Go Set A Watchman
by Harper Lee
read by Sissy Spacek
Golly, I am exceedingly conflicted. Parts were deep, insightful, and really really touching. And other parts were repetitive and mostly pointless. I think what the book needed was editing down to the length of a novella.
I suspect that some of the pointless parts were intended as background for stories to be fleshed out in later chapters which she never wrote. Some of the stories of her (Scout's) life were funny, or charming, but without meaning to me. Was the author trying to add depth with the long story of the falsies that Scout wore to the prom and which later ended up causing all the schoolmates to unite against the principal? If so, it's past me.

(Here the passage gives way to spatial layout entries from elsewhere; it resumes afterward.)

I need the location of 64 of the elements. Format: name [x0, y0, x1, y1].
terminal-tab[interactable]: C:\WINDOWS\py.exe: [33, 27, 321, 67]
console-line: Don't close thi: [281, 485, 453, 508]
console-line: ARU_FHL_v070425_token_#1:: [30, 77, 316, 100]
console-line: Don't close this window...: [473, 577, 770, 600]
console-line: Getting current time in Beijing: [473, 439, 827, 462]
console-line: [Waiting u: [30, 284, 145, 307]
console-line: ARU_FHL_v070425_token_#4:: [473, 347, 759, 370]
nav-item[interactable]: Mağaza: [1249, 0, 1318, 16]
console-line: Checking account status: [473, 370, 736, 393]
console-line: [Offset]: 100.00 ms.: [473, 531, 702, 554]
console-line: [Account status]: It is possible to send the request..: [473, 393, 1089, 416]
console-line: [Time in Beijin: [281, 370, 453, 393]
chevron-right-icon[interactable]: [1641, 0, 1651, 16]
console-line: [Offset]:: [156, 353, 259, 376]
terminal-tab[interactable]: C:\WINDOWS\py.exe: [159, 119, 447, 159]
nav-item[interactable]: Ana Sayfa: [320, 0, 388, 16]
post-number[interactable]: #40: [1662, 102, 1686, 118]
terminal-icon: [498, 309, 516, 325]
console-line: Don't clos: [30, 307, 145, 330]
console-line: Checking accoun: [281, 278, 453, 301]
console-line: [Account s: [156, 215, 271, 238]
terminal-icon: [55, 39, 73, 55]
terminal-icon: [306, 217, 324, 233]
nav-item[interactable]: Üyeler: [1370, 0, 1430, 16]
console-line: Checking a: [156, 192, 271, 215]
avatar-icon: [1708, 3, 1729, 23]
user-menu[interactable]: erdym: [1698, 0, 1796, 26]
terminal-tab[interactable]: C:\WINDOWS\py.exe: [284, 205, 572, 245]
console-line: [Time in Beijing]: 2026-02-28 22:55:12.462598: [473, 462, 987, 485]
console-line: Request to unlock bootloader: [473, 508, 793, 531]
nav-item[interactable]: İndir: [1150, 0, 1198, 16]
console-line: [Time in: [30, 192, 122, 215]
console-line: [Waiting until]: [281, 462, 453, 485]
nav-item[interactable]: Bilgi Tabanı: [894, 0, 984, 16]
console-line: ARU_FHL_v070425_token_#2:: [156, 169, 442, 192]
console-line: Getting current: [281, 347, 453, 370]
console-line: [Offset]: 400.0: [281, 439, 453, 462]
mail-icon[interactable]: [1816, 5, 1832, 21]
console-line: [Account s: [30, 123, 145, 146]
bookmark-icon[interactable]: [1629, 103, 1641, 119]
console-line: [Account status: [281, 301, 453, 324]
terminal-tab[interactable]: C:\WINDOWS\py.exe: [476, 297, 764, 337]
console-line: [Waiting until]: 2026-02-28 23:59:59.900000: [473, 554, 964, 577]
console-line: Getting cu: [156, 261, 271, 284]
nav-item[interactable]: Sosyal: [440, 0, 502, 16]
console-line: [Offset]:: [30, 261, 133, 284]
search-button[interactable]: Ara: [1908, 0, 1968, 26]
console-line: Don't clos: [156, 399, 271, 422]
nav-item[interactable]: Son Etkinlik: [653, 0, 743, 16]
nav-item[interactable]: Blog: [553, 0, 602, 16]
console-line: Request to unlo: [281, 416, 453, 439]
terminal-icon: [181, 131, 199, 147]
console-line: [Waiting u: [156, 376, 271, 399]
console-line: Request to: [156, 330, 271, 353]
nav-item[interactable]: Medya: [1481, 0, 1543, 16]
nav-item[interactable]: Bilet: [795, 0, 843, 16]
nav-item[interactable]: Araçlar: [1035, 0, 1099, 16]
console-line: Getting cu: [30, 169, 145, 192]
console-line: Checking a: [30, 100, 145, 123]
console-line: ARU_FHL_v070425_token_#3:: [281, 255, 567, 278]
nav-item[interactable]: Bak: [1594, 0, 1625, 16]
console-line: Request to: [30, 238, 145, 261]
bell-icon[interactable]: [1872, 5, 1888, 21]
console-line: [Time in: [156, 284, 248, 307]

And the repetition was murder. When Jean Louise sat through a meeting of the town citizens group with a Klan-ish kind of politician as a speaker, it would have been more than sufficient to relate four or five of his hurtful, prejudiced, and outright cruel talking points. But Ms. Lee went on for what seemed like fifty or sixty of them. I don't know how many--I quit listening and skipped to the end of his speech.
And when the young women at Jean Louise's party started in with their own versions of the small-minded, petty and evil observations about Negroes, she did the same. That chapter went on so long that I simply skipped it after the first two.
Thus the conflict. There are some really good things in this book. But it's hard to find them amidst all the chaff.